Pre-procedural CT scans can predict optimal angiographic deployment projections for transcatheter aortic valve implantation (TAVI), according to a study in the November issue of the Journal of the American College of Cardiology: Cardiovascular Interventions.
Accurate device positioning during TAVI depends on valve deployment in angiographic projections perpendicular to the native valve plane, but these may be difficult to determine, the authors wrote. "If one or more of the aortic leaflets is 'off-axis,' accurate positioning is difficult to achieve, increasing the risk of malposition, embolization and procedural complications," they said.
To better understand the role CT imaging can play, Ronen Gurvitch, MBBS, from St. Paul's Hospital in British Columbia, Vancouver, and colleagues imaged 20 patients with CT before TAVI. They used a novel technique to determine multiple angiographic projections accurately representing the native valve plane in multiple axes.
They determined the accuracy of all predicted projections post-procedure using angiography according to new criteria, based on valve perpendicularity and the degree of strut overlap. Researchers compared the accuracy with a control group undergoing TAVI in which CT angle projection was not used.

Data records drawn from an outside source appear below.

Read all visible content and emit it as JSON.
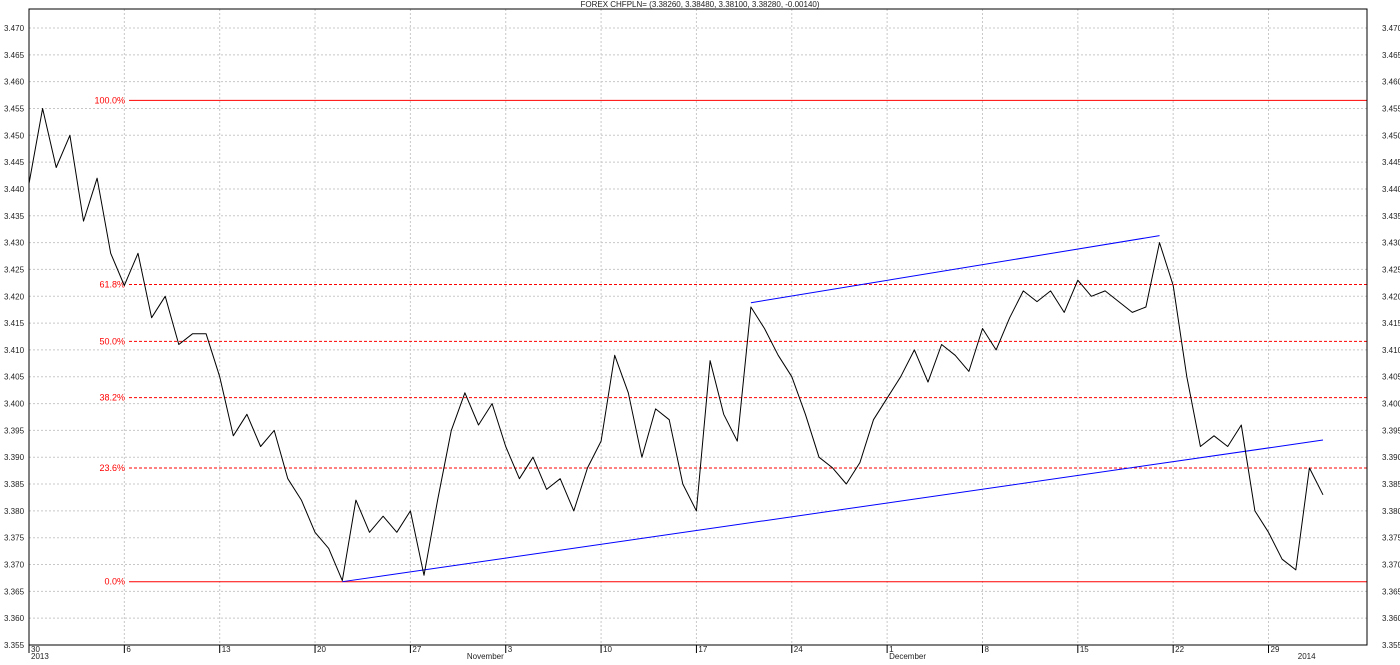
{
  "chart_data": {
    "type": "line",
    "title": "FOREX CHFPLN= (3.38260, 3.38480, 3.38100, 3.38280, -0.00140)",
    "ylim": [
      3.355,
      3.47
    ],
    "y_ticks": [
      "3.355",
      "3.360",
      "3.365",
      "3.370",
      "3.375",
      "3.380",
      "3.385",
      "3.390",
      "3.395",
      "3.400",
      "3.405",
      "3.410",
      "3.415",
      "3.420",
      "3.425",
      "3.430",
      "3.435",
      "3.440",
      "3.445",
      "3.450",
      "3.455",
      "3.460",
      "3.465",
      "3.470"
    ],
    "x_range": [
      "2013-09-30",
      "2014-01-03"
    ],
    "x_ticks": [
      {
        "label": "30",
        "date": "2013-09-30"
      },
      {
        "label": "6",
        "date": "2013-10-07"
      },
      {
        "label": "13",
        "date": "2013-10-14"
      },
      {
        "label": "20",
        "date": "2013-10-21"
      },
      {
        "label": "27",
        "date": "2013-10-28"
      },
      {
        "label": "3",
        "date": "2013-11-04"
      },
      {
        "label": "10",
        "date": "2013-11-11"
      },
      {
        "label": "17",
        "date": "2013-11-18"
      },
      {
        "label": "24",
        "date": "2013-11-25"
      },
      {
        "label": "1",
        "date": "2013-12-02"
      },
      {
        "label": "8",
        "date": "2013-12-09"
      },
      {
        "label": "15",
        "date": "2013-12-16"
      },
      {
        "label": "22",
        "date": "2013-12-23"
      },
      {
        "label": "29",
        "date": "2013-12-30"
      }
    ],
    "x_group_labels": [
      {
        "label": "2013",
        "date": "2013-09-30"
      },
      {
        "label": "November",
        "date": "2013-11-01"
      },
      {
        "label": "December",
        "date": "2013-12-02"
      },
      {
        "label": "2014",
        "date": "2014-01-01"
      }
    ],
    "grid": true,
    "series": [
      {
        "color": "#000000",
        "points": [
          [
            "2013-09-30",
            3.441
          ],
          [
            "2013-10-01",
            3.455
          ],
          [
            "2013-10-02",
            3.444
          ],
          [
            "2013-10-03",
            3.45
          ],
          [
            "2013-10-04",
            3.434
          ],
          [
            "2013-10-05",
            3.442
          ],
          [
            "2013-10-06",
            3.428
          ],
          [
            "2013-10-07",
            3.422
          ],
          [
            "2013-10-08",
            3.428
          ],
          [
            "2013-10-09",
            3.416
          ],
          [
            "2013-10-10",
            3.42
          ],
          [
            "2013-10-11",
            3.411
          ],
          [
            "2013-10-12",
            3.413
          ],
          [
            "2013-10-13",
            3.413
          ],
          [
            "2013-10-14",
            3.405
          ],
          [
            "2013-10-15",
            3.394
          ],
          [
            "2013-10-16",
            3.398
          ],
          [
            "2013-10-17",
            3.392
          ],
          [
            "2013-10-18",
            3.395
          ],
          [
            "2013-10-19",
            3.386
          ],
          [
            "2013-10-20",
            3.382
          ],
          [
            "2013-10-21",
            3.376
          ],
          [
            "2013-10-22",
            3.373
          ],
          [
            "2013-10-23",
            3.367
          ],
          [
            "2013-10-24",
            3.382
          ],
          [
            "2013-10-25",
            3.376
          ],
          [
            "2013-10-26",
            3.379
          ],
          [
            "2013-10-27",
            3.376
          ],
          [
            "2013-10-28",
            3.38
          ],
          [
            "2013-10-29",
            3.368
          ],
          [
            "2013-10-30",
            3.382
          ],
          [
            "2013-10-31",
            3.395
          ],
          [
            "2013-11-01",
            3.402
          ],
          [
            "2013-11-02",
            3.396
          ],
          [
            "2013-11-03",
            3.4
          ],
          [
            "2013-11-04",
            3.392
          ],
          [
            "2013-11-05",
            3.386
          ],
          [
            "2013-11-06",
            3.39
          ],
          [
            "2013-11-07",
            3.384
          ],
          [
            "2013-11-08",
            3.386
          ],
          [
            "2013-11-09",
            3.38
          ],
          [
            "2013-11-10",
            3.388
          ],
          [
            "2013-11-11",
            3.393
          ],
          [
            "2013-11-12",
            3.409
          ],
          [
            "2013-11-13",
            3.402
          ],
          [
            "2013-11-14",
            3.39
          ],
          [
            "2013-11-15",
            3.399
          ],
          [
            "2013-11-16",
            3.397
          ],
          [
            "2013-11-17",
            3.385
          ],
          [
            "2013-11-18",
            3.38
          ],
          [
            "2013-11-19",
            3.408
          ],
          [
            "2013-11-20",
            3.398
          ],
          [
            "2013-11-21",
            3.393
          ],
          [
            "2013-11-22",
            3.418
          ],
          [
            "2013-11-23",
            3.414
          ],
          [
            "2013-11-24",
            3.409
          ],
          [
            "2013-11-25",
            3.405
          ],
          [
            "2013-11-26",
            3.398
          ],
          [
            "2013-11-27",
            3.39
          ],
          [
            "2013-11-28",
            3.388
          ],
          [
            "2013-11-29",
            3.385
          ],
          [
            "2013-11-30",
            3.389
          ],
          [
            "2013-12-01",
            3.397
          ],
          [
            "2013-12-02",
            3.401
          ],
          [
            "2013-12-03",
            3.405
          ],
          [
            "2013-12-04",
            3.41
          ],
          [
            "2013-12-05",
            3.404
          ],
          [
            "2013-12-06",
            3.411
          ],
          [
            "2013-12-07",
            3.409
          ],
          [
            "2013-12-08",
            3.406
          ],
          [
            "2013-12-09",
            3.414
          ],
          [
            "2013-12-10",
            3.41
          ],
          [
            "2013-12-11",
            3.416
          ],
          [
            "2013-12-12",
            3.421
          ],
          [
            "2013-12-13",
            3.419
          ],
          [
            "2013-12-14",
            3.421
          ],
          [
            "2013-12-15",
            3.417
          ],
          [
            "2013-12-16",
            3.423
          ],
          [
            "2013-12-17",
            3.42
          ],
          [
            "2013-12-18",
            3.421
          ],
          [
            "2013-12-19",
            3.419
          ],
          [
            "2013-12-20",
            3.417
          ],
          [
            "2013-12-21",
            3.418
          ],
          [
            "2013-12-22",
            3.43
          ],
          [
            "2013-12-23",
            3.422
          ],
          [
            "2013-12-24",
            3.405
          ],
          [
            "2013-12-25",
            3.392
          ],
          [
            "2013-12-26",
            3.394
          ],
          [
            "2013-12-27",
            3.392
          ],
          [
            "2013-12-28",
            3.396
          ],
          [
            "2013-12-29",
            3.38
          ],
          [
            "2013-12-30",
            3.376
          ],
          [
            "2013-12-31",
            3.371
          ],
          [
            "2014-01-01",
            3.369
          ],
          [
            "2014-01-02",
            3.388
          ],
          [
            "2014-01-03",
            3.383
          ]
        ]
      }
    ],
    "fibonacci": [
      {
        "label": "100.0%",
        "value": 3.4565
      },
      {
        "label": "61.8%",
        "value": 3.4222
      },
      {
        "label": "50.0%",
        "value": 3.4116
      },
      {
        "label": "38.2%",
        "value": 3.4011
      },
      {
        "label": "23.6%",
        "value": 3.388
      },
      {
        "label": "0.0%",
        "value": 3.3668
      }
    ],
    "trendlines": [
      {
        "color": "#0000ff",
        "from": [
          "2013-10-23",
          3.3668
        ],
        "to": [
          "2014-01-03",
          3.3932
        ]
      },
      {
        "color": "#0000ff",
        "from": [
          "2013-11-22",
          3.4188
        ],
        "to": [
          "2013-12-22",
          3.4313
        ]
      }
    ],
    "colors": {
      "fib": "#ff0000",
      "trend": "#0000ff",
      "price": "#000000",
      "grid": "#c8c8c8"
    }
  }
}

They found that CT can correctly predict angiographic projection angles perpendicular to the aortic valve plane and help guide TAVI procedures. Correct final deployment projections were more frequent in the CT-guided group compared with non–CT-guided group: excellent or satisfactory projections (90 vs. 65 percent). The CT angle prediction was accurate but dependent on optimal images (optimal images: 93 percent of predicted angles were excellent or satisfactory; suboptimal images: 73 percent of predicted angles were poor).

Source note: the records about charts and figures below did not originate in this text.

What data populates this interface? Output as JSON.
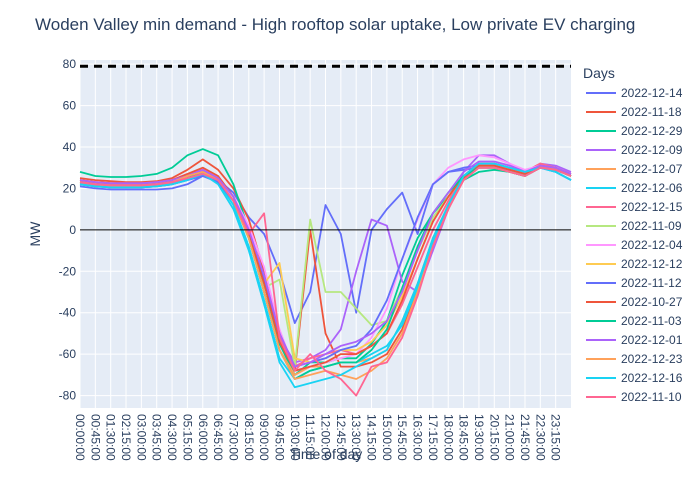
{
  "chart_data": {
    "type": "line",
    "title": "Woden Valley min demand - High rooftop solar uptake, Low private EV charging",
    "xlabel": "Time of day",
    "ylabel": "MW",
    "ylim": [
      -86,
      82
    ],
    "yticks": [
      -80,
      -60,
      -40,
      -20,
      0,
      20,
      40,
      60,
      80
    ],
    "legend_title": "Days",
    "legend_placement": "right",
    "reference_line": {
      "y": 79,
      "style": "dashed",
      "color": "#000000"
    },
    "x_tick_labels": [
      "00:00:00",
      "00:45:00",
      "01:30:00",
      "02:15:00",
      "03:00:00",
      "03:45:00",
      "04:30:00",
      "05:15:00",
      "06:00:00",
      "06:45:00",
      "07:30:00",
      "08:15:00",
      "09:00:00",
      "09:45:00",
      "10:30:00",
      "11:15:00",
      "12:00:00",
      "12:45:00",
      "13:30:00",
      "14:15:00",
      "15:00:00",
      "15:45:00",
      "16:30:00",
      "17:15:00",
      "18:00:00",
      "18:45:00",
      "19:30:00",
      "20:15:00",
      "21:00:00",
      "21:45:00",
      "22:30:00",
      "23:15:00"
    ],
    "x_hours": [
      0,
      0.75,
      1.5,
      2.25,
      3,
      3.75,
      4.5,
      5.25,
      6,
      6.75,
      7.5,
      8.25,
      9,
      9.75,
      10.5,
      11.25,
      12,
      12.75,
      13.5,
      14.25,
      15,
      15.75,
      16.5,
      17.25,
      18,
      18.75,
      19.5,
      20.25,
      21,
      21.75,
      22.5,
      23.25,
      24
    ],
    "series": [
      {
        "name": "2022-12-14",
        "color": "#636efa",
        "values": [
          21,
          20,
          19.5,
          19.5,
          19.5,
          19.5,
          20,
          22,
          26,
          24,
          18,
          6,
          -2,
          -20,
          -45,
          -30,
          12,
          -2,
          -40,
          0,
          10,
          18,
          -2,
          22,
          28,
          29,
          30,
          30,
          28,
          26,
          30,
          28,
          24
        ]
      },
      {
        "name": "2022-11-18",
        "color": "#ef553b",
        "values": [
          25,
          24,
          23.5,
          23,
          23,
          23.5,
          25,
          29,
          34,
          29,
          20,
          5,
          -20,
          -50,
          -68,
          0,
          -50,
          -66,
          -66,
          -64,
          -60,
          -48,
          -28,
          -8,
          10,
          25,
          30,
          30,
          28,
          26,
          32,
          30,
          26
        ]
      },
      {
        "name": "2022-12-29",
        "color": "#00cc96",
        "values": [
          28,
          26,
          25.5,
          25.5,
          26,
          27,
          30,
          36,
          39,
          36,
          22,
          0,
          -30,
          -55,
          -70,
          -64,
          -64,
          -62,
          -62,
          -55,
          -44,
          -22,
          -4,
          8,
          16,
          24,
          28,
          29,
          28,
          26,
          30,
          29,
          26
        ]
      },
      {
        "name": "2022-12-09",
        "color": "#ab63fa",
        "values": [
          24,
          23,
          22.5,
          22.5,
          22.5,
          23,
          24,
          27,
          29,
          24,
          14,
          -2,
          -24,
          -52,
          -64,
          -62,
          -58,
          -48,
          -20,
          5,
          2,
          -25,
          -30,
          -10,
          10,
          28,
          36,
          36,
          32,
          28,
          32,
          31,
          28
        ]
      },
      {
        "name": "2022-12-07",
        "color": "#ffa15a",
        "values": [
          23,
          22,
          21.5,
          21.5,
          21.5,
          22,
          23,
          26,
          28,
          24,
          14,
          -4,
          -30,
          -58,
          -70,
          -66,
          -66,
          -64,
          -64,
          -62,
          -58,
          -44,
          -26,
          -4,
          12,
          26,
          32,
          32,
          30,
          28,
          32,
          30,
          26
        ]
      },
      {
        "name": "2022-12-06",
        "color": "#19d3f3",
        "values": [
          22,
          21,
          20.5,
          20.5,
          20.5,
          21,
          22,
          24,
          27,
          23,
          12,
          -8,
          -34,
          -62,
          -72,
          -68,
          -66,
          -64,
          -64,
          -60,
          -56,
          -46,
          -28,
          -6,
          12,
          26,
          32,
          32,
          30,
          28,
          30,
          28,
          24
        ]
      },
      {
        "name": "2022-12-15",
        "color": "#ff6692",
        "values": [
          24,
          23,
          22.5,
          22.5,
          22.5,
          23,
          24,
          26,
          29,
          25,
          16,
          0,
          -24,
          -50,
          -66,
          -62,
          -60,
          -58,
          -60,
          -56,
          -50,
          -36,
          -18,
          0,
          14,
          26,
          32,
          32,
          30,
          28,
          32,
          30,
          26
        ]
      },
      {
        "name": "2022-11-09",
        "color": "#b6e880",
        "values": [
          22,
          21,
          20.5,
          20.5,
          20.5,
          21,
          22,
          25,
          28,
          24,
          14,
          -4,
          -28,
          -24,
          -66,
          5,
          -30,
          -30,
          -38,
          -46,
          -44,
          -28,
          -10,
          6,
          16,
          26,
          30,
          31,
          29,
          27,
          30,
          29,
          26
        ]
      },
      {
        "name": "2022-12-04",
        "color": "#ff97ff",
        "values": [
          23,
          22,
          21.5,
          21.5,
          21.5,
          22,
          23,
          25,
          27,
          24,
          16,
          2,
          -18,
          -48,
          -68,
          -66,
          -64,
          -62,
          -60,
          -52,
          -38,
          -14,
          5,
          22,
          30,
          34,
          36,
          35,
          32,
          29,
          31,
          30,
          27
        ]
      },
      {
        "name": "2022-12-12",
        "color": "#fecb52",
        "values": [
          23,
          22,
          21.5,
          21.5,
          21.5,
          22,
          23,
          26,
          28,
          24,
          14,
          -2,
          -26,
          -16,
          -62,
          -64,
          -62,
          -58,
          -58,
          -54,
          -46,
          -32,
          -14,
          4,
          16,
          26,
          31,
          31,
          29,
          27,
          30,
          29,
          26
        ]
      },
      {
        "name": "2022-11-12",
        "color": "#636efa",
        "values": [
          22,
          21,
          20.5,
          20.5,
          20.5,
          21,
          22,
          24,
          26,
          23,
          14,
          -2,
          -24,
          -50,
          -66,
          -64,
          -62,
          -58,
          -56,
          -48,
          -34,
          -14,
          6,
          22,
          28,
          30,
          31,
          31,
          29,
          27,
          30,
          29,
          26
        ]
      },
      {
        "name": "2022-10-27",
        "color": "#ef553b",
        "values": [
          24,
          23,
          22.5,
          22.5,
          22.5,
          23,
          24,
          27,
          30,
          26,
          16,
          -2,
          -26,
          -54,
          -68,
          -66,
          -64,
          -60,
          -60,
          -56,
          -50,
          -34,
          -14,
          4,
          16,
          26,
          31,
          31,
          29,
          27,
          31,
          30,
          27
        ]
      },
      {
        "name": "2022-11-03",
        "color": "#00cc96",
        "values": [
          23,
          22,
          21.5,
          21.5,
          21.5,
          22,
          23,
          25,
          28,
          24,
          14,
          -4,
          -30,
          -58,
          -72,
          -68,
          -66,
          -64,
          -64,
          -58,
          -48,
          -28,
          -8,
          8,
          18,
          26,
          30,
          30,
          28,
          26,
          30,
          29,
          26
        ]
      },
      {
        "name": "2022-12-01",
        "color": "#ab63fa",
        "values": [
          24,
          23,
          22.5,
          22.5,
          22.5,
          23,
          24,
          26,
          29,
          25,
          16,
          0,
          -22,
          -50,
          -66,
          -64,
          -60,
          -56,
          -54,
          -50,
          -44,
          -30,
          -10,
          8,
          18,
          28,
          33,
          33,
          31,
          28,
          31,
          30,
          27
        ]
      },
      {
        "name": "2022-12-23",
        "color": "#ffa15a",
        "values": [
          23,
          22,
          21.5,
          21.5,
          21.5,
          22,
          23,
          26,
          28,
          24,
          14,
          -4,
          -30,
          -58,
          -72,
          -70,
          -68,
          -70,
          -72,
          -68,
          -62,
          -50,
          -30,
          -8,
          10,
          24,
          30,
          30,
          28,
          26,
          30,
          29,
          26
        ]
      },
      {
        "name": "2022-12-16",
        "color": "#19d3f3",
        "values": [
          22,
          21,
          20.5,
          20.5,
          20.5,
          21,
          22,
          24,
          27,
          22,
          10,
          -10,
          -36,
          -64,
          -76,
          -74,
          -72,
          -70,
          -66,
          -62,
          -58,
          -44,
          -26,
          -4,
          12,
          26,
          32,
          32,
          30,
          28,
          30,
          28,
          24
        ]
      },
      {
        "name": "2022-11-10",
        "color": "#ff6692",
        "values": [
          23,
          22,
          21.5,
          21.5,
          21.5,
          22,
          23,
          25,
          27,
          24,
          14,
          -2,
          8,
          -52,
          -68,
          -60,
          -68,
          -72,
          -80,
          -66,
          -64,
          -52,
          -32,
          -8,
          10,
          24,
          30,
          30,
          28,
          26,
          30,
          29,
          26
        ]
      }
    ]
  }
}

Investigators said that CT's advantage is that images can be analyzed off-line. "Peripheral vasculature/femoral access, annular dimensions, extent and distribution of leaflet calcification, and coronary artery position and relationship to bulky calcified leaflets can be assessed concurrently."
Because CT images are taken before the procedure, there can be some difference between pre-imaged anatomy and real-time anatomy. Therefore, "CT is additive to aortography, especially in circumstances where the latter may be inadequate in confidently determining the valve plane. Eventually, real-time 4D co-registered CT may reduce the need for aortic root angiography," they concluded.
"Our center has a large experience with TAVI. Despite this experience, CT was able to improve the frequency of correct angle choice. Multislice CT may have an even greater impact on the results of groups beginning their experience with TAVI," they said.